The city has now seen 84 straight days of protests in the wake of the May 25 police killing of George Floyd in Minneapolis. Wednesday also reportedly marked the first time in weeks that federal officers clashed with demonstrators.
Portland police said in a statement that roughly 200 people gathered before marching to the downtown ICE building. The department said an unlawful assembly was declared by 10 p.m. because the crowd blocked traffic, shined lasers at federal officers inside the building and sprayed graffiti on its exterior. Police said protesters also shattered several windows.
After protesters refused to leave the area, “officers began to disperse the crowd,” police said, adding that they warned demonstrators they would be subject to tear gas, crowd control munitions or impact weapons. Police claimed that protesters tossed rocks and glass bottles at federal officers after they exited the ICE building, prompting the department to declare the gathering a riot.
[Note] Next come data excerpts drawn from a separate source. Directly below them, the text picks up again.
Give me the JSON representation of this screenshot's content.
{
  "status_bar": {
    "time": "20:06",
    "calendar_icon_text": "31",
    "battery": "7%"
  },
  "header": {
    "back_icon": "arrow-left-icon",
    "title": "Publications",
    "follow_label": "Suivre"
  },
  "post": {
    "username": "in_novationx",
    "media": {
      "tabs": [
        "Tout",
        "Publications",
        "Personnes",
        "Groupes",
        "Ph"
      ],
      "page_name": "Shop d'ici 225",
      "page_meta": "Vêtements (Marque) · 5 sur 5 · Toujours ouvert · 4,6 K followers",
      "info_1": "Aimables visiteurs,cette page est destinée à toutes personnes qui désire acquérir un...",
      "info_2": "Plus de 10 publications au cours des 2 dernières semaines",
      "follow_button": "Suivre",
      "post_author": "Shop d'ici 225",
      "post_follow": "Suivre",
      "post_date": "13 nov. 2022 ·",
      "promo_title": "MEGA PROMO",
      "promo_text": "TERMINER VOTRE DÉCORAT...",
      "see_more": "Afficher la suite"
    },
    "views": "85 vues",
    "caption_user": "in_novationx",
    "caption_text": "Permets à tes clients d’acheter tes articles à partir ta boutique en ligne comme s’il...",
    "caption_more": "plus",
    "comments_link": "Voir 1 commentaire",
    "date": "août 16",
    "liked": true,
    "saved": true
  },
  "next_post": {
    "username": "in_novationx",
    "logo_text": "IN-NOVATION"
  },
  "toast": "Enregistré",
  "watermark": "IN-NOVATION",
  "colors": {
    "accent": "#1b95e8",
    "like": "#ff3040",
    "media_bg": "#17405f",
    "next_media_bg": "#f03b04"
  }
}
Federal officers exited the ICE building in an effort to push protesters away from the building and onto the street, The Oregonian reported. After several attempts to push the crowd back, law enforcement began using stun guns and gas around midnight to disperse the crowd. However, it was unclear which agency used the crowd control munitions and gas.
“Officers sustained some minor injuries due to the rocks thrown at them. Crowd control munitions and CS gas were used during dispersals,” Portland police said in a statement.
Two people were arrested and charged with interfering with a peace officer and disorderly conduct during the protest. They were booked in Multnomah County Detention Center, police said.
Police declared a riot Tuesday after protesters threw rocks and smashed windows at some county government buildings.
Portland became the source of national attention in July after the Trump administration deployed federal officers to the city in an effort to protect federal property. Protesters and officers frequently clashed outside a federal courthouse, with law enforcement repeatedly using tear gas and other munitions against the crowds.
Federal agencies’ actions were also subject to added scrutiny over reports that officers in military fatigues were detaining people and placing them into unmarked vans.
Local officials denounced the presence of federal agents in the city, claiming they were causing far more harm than good. Oregon Gov. Kate Brown (D) in late July reached an agreement with the administration for federal tactical teams to withdraw from the city. A federal presence in certain parts of the city has remained, however.